BishopAccountability.org

Church of England ‘Colluded’ With Bishop to Hide Sex Abuse, Report Says

By Dan Bilefsky
New York Times
June 22, 2017

https://www.nytimes.com/2017/06/22/world/europe/church-of-england-colluded-with-bishop-to-hide-sex-abuse-report-says.html

The Most. Rev. Justin Welby, the archbishop of Canterbury, asked Lord Carey to resign from his position with the Diocese of Oxford after a report on sexual abuse within the Church of England.
Photo by Chris Ratcliffe

Peter Ball, the former bishop of Lewes and Gloucester, was found guilty in 2015 of misconduct in public office and of committing indecent assaults against 18 victims over a 15-year period. Mr. Ball was released from prison in February.
Photo by John Stillwell

LONDON — Senior people in the Church of England “colluded” over two decades with a bishop to help cover up his serial abuse of young men and boys, an independent review found on Thursday.

The unsparing report, titled “An Abuse of Faith,” centers on Peter Ball, the former bishop of Lewes and Gloucester, who was convicted in 2015 of misconduct in public office and of indecent assaults against 18 victims over a 15-year period from the late 1970s to the early 1990s. Now 85, Mr. Ball was released from prison in February after serving half his 32-month sentence.

Overseen by Dame Moira Gibb, a former social worker, the report shines an uncomfortable light at the highest echelons of the church. The report was commissioned by the archbishop of Canterbury, the Most Rev. Justin Welby, who called it “harrowing reading.”

Among the report’s most damning criticisms is its rebuke of the former archbishop of Canterbury, Lord Carey, now the honorary assistant bishop in the Diocese of Oxford. It accuses him of setting “the tone for the church’s response to Mr. Ball’s crimes” and enabling Mr. Ball’s declarations of innocence to be accepted, even as victims and members of the public came forward to expose abuse by the former bishop.

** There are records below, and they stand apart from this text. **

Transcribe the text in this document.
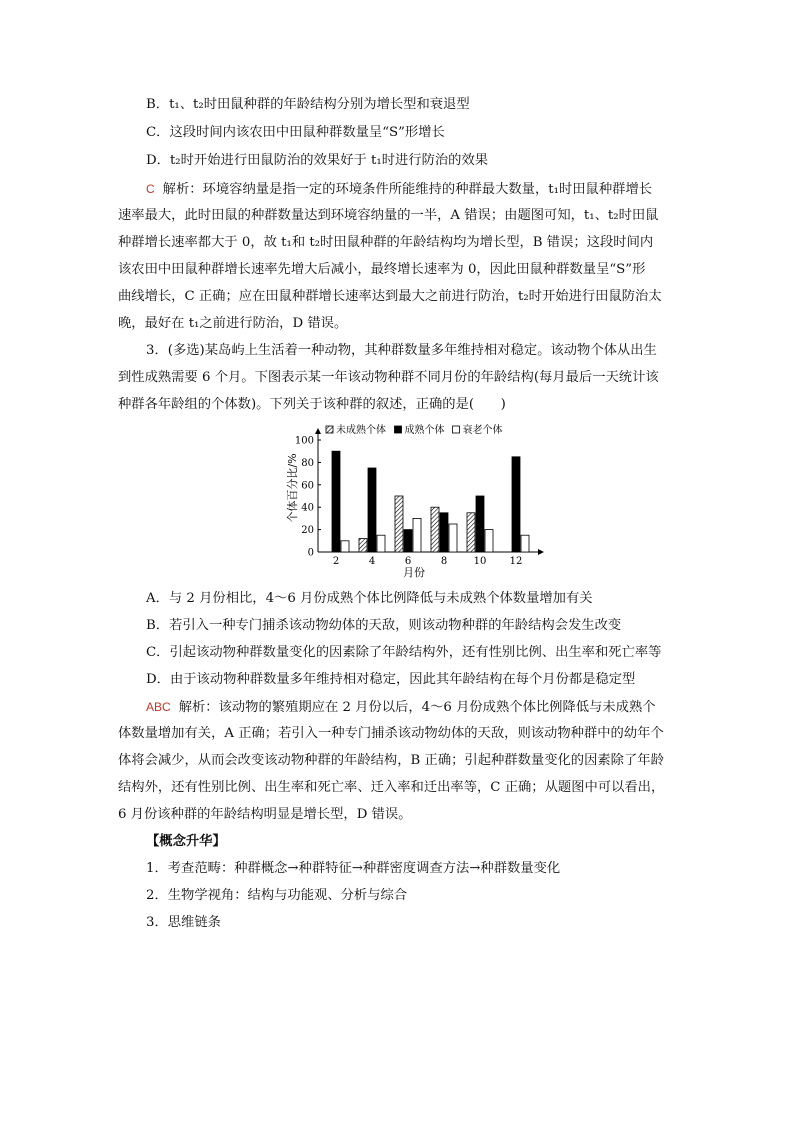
B．t₁、t₂时田鼠种群的年龄结构分别为增长型和衰退型
C．这段时间内该农田中田鼠种群数量呈“S”形增长
D．t₂时开始进行田鼠防治的效果好于 t₁时进行防治的效果
C 解析：环境容纳量是指一定的环境条件所能维持的种群最大数量，t₁时田鼠种群增长
速率最大，此时田鼠的种群数量达到环境容纳量的一半，A 错误；由题图可知，t₁、t₂时田鼠
种群增长速率都大于 0，故 t₁和 t₂时田鼠种群的年龄结构均为增长型，B 错误；这段时间内
该农田中田鼠种群增长速率先增大后减小，最终增长速率为 0，因此田鼠种群数量呈“S”形
曲线增长，C 正确；应在田鼠种群增长速率达到最大之前进行防治，t₂时开始进行田鼠防治太
晚，最好在 t₁之前进行防治，D 错误。
3．(多选)某岛屿上生活着一种动物，其种群数量多年维持相对稳定。该动物个体从出生
到性成熟需要 6 个月。下图表示某一年该动物种群不同月份的年龄结构(每月最后一天统计该
种群各年龄组的个体数)。下列关于该种群的叙述，正确的是(　　)
0
20
40
60
80
100
2	4	6	8	10 12
未成熟个体 成熟个体 衰老个体
个体百分比/%
月份
A．与 2 月份相比，4～6 月份成熟个体比例降低与未成熟个体数量增加有关
B．若引入一种专门捕杀该动物幼体的天敌，则该动物种群的年龄结构会发生改变
C．引起该动物种群数量变化的因素除了年龄结构外，还有性别比例、出生率和死亡率等
D．由于该动物种群数量多年维持相对稳定，因此其年龄结构在每个月份都是稳定型
ABC 解析：该动物的繁殖期应在 2 月份以后，4～6 月份成熟个体比例降低与未成熟个
体数量增加有关，A 正确；若引入一种专门捕杀该动物幼体的天敌，则该动物种群中的幼年个
体将会减少，从而会改变该动物种群的年龄结构，B 正确；引起种群数量变化的因素除了年龄
结构外，还有性别比例、出生率和死亡率、迁入率和迁出率等，C 正确；从题图中可以看出，
6 月份该种群的年龄结构明显是增长型，D 错误。
【概念升华】
1．考查范畴：种群概念→种群特征→种群密度调查方法→种群数量变化
2．生物学视角：结构与功能观、分析与综合
3．思维链条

Mr. Ball refused to meet officials conducting the review or to submit a written statement.

The report said that despite the efforts of victims and witnesses to report the abuse, the church allowed its desire to preserve its reputation to supersede the imperative to help victims.

After the report’s publication, Archbishop Welby asked Lord Carey to resign from his position with the Diocese of Oxford.

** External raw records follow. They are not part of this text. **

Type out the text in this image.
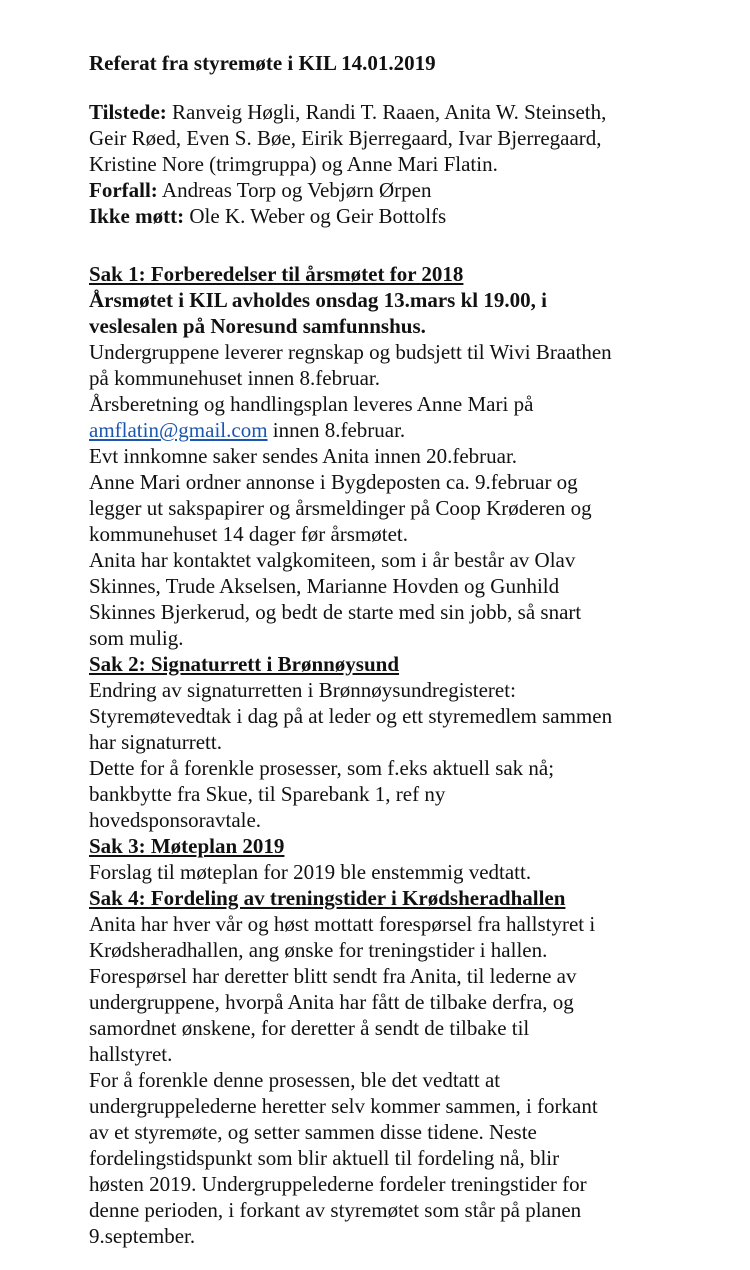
Referat fra styremøte i KIL 14.01.2019
Tilstede: Ranveig Høgli, Randi T. Raaen, Anita W. Steinseth,
Geir Røed, Even S. Bøe, Eirik Bjerregaard, Ivar Bjerregaard,
Kristine Nore (trimgruppa) og Anne Mari Flatin.
Forfall: Andreas Torp og Vebjørn Ørpen
Ikke møtt: Ole K. Weber og Geir Bottolfs
Sak 1: Forberedelser til årsmøtet for 2018
Årsmøtet i KIL avholdes onsdag 13.mars kl 19.00, i
veslesalen på Noresund samfunnshus.
Undergruppene leverer regnskap og budsjett til Wivi Braathen
på kommunehuset innen 8.februar.
Årsberetning og handlingsplan leveres Anne Mari på
amflatin@gmail.com innen 8.februar.
Evt innkomne saker sendes Anita innen 20.februar.
Anne Mari ordner annonse i Bygdeposten ca. 9.februar og
legger ut sakspapirer og årsmeldinger på Coop Krøderen og
kommunehuset 14 dager før årsmøtet.
Anita har kontaktet valgkomiteen, som i år består av Olav
Skinnes, Trude Akselsen, Marianne Hovden og Gunhild
Skinnes Bjerkerud, og bedt de starte med sin jobb, så snart
som mulig.
Sak 2: Signaturrett i Brønnøysund
Endring av signaturretten i Brønnøysundregisteret:
Styremøtevedtak i dag på at leder og ett styremedlem sammen
har signaturrett.
Dette for å forenkle prosesser, som f.eks aktuell sak nå;
bankbytte fra Skue, til Sparebank 1, ref ny
hovedsponsoravtale.
Sak 3: Møteplan 2019
Forslag til møteplan for 2019 ble enstemmig vedtatt.
Sak 4: Fordeling av treningstider i Krødsheradhallen
Anita har hver vår og høst mottatt forespørsel fra hallstyret i
Krødsheradhallen, ang ønske for treningstider i hallen.
Forespørsel har deretter blitt sendt fra Anita, til lederne av
undergruppene, hvorpå Anita har fått de tilbake derfra, og
samordnet ønskene, for deretter å sendt de tilbake til
hallstyret.
For å forenkle denne prosessen, ble det vedtatt at
undergruppelederne heretter selv kommer sammen, i forkant
av et styremøte, og setter sammen disse tidene. Neste
fordelingstidspunkt som blir aktuell til fordeling nå, blir
høsten 2019. Undergruppelederne fordeler treningstider for
denne perioden, i forkant av styremøtet som står på planen
9.september.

Lord Carey said Thursday that the report made for “uncomfortable reading” and he apologized to Mr. Ball’s victims. “I believed Peter Ball’s protestations and gave too little credence to the vulnerable young men and boys behind those allegations.”

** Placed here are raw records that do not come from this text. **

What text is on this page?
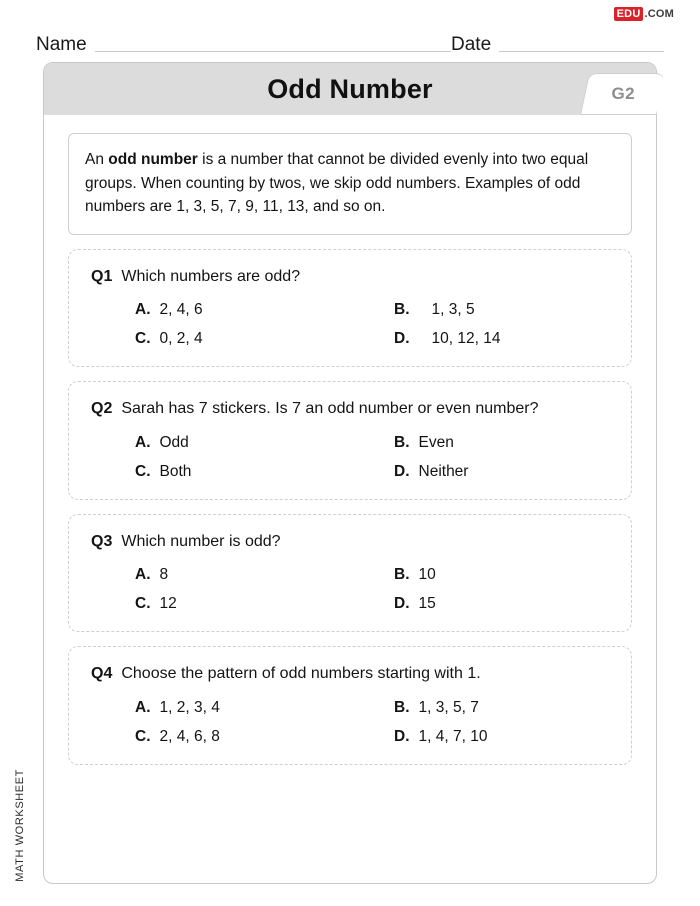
EDU .COM
Name	Date
Odd Number	G2
An odd number is a number that cannot be divided evenly into two equal groups. When counting by twos, we skip odd numbers. Examples of odd numbers are 1, 3, 5, 7, 9, 11, 13, and so on.
Q1 Which numbers are odd?
A. 2, 4, 6	B.	1, 3, 5
C. 0, 2, 4	D.	10, 12, 14
Q2 Sarah has 7 stickers. Is 7 an odd number or even number?
A. Odd	B. Even
C. Both	D. Neither
Q3 Which number is odd?
A. 8	B. 10
C. 12	D. 15
Q4 Choose the pattern of odd numbers starting with 1.
A. 1, 2, 3, 4	B. 1, 3, 5, 7
C. 2, 4, 6, 8	D. 1, 4, 7, 10
MATH WORKSHEET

According to the report, Mr. Ball, a graduate of Cambridge University, was a charismatic speaker and a frequent visitor to public schools who mentored young men and boys. During his trial, prosecutors said he cajoled and forced young men in his orbit to pray naked, using the cloak of religion to gain their trust.

Mr. Ball resigned as bishop in 1993 after Neil Todd, a 17-year-old aspiring monk, reported abuse to police and church officials that occurred when Mr. Todd was living with Mr. Ball at Bishopscourt, the official residence of the Bishop of Gloucester.

According to the report, Mr. Ball encouraged Mr. Todd to engage in spiritual exercises involving nudity and cold showers and he suggested Mr. Todd agree to be beaten while naked. That was averted in one instance after an intervention by a member of the domestic staff. Eventually, explicit “sexual activity” between Mr. Ball and Mr. Todd ensued, the report says.

Even after his resignation, Mr. Ball was permitted to officiate at churches and to speak at schools. Mr. Todd took his own life in 2012 at the age of 38.

Another of Mr. Ball’s victims, Cliff James, who was 19 at the time he was abused, told the court in 2015 that Mr. Ball had groomed him over many months, insisting that he shower naked in front of him and beating him with a wooden clothes brush.

Dame Moira said the abuse of many boys and men over two decades was “shocking in itself.” But she added in a statement that it was “compounded by the failure of the church to respond appropriately to his misconduct, again over a period of many years.”

“Ball’s priority was to protect and promote himself and he maligned the abused,” she wrote. “The church colluded with that rather than seeking to help those he had harmed, or assuring itself of the safety of others.”

During Mr. Ball’s trial, it emerged that members of the British establishment, among them cabinet ministers, an unnamed member of the royal family and Lord Carey, had intervened to vouch for Mr. Ball with the authorities. The church has been accused of seeking to cover up what it knew about the abuse.

On Thursday, Archbishop Welby apologized to Mr. Ball’s victims and vowed that the church had learned its lessons. “The church colluded and concealed rather than seeking to help those who were brave enough to come forward,” he said in a statement. “This is inexcusable and shocking behavior.”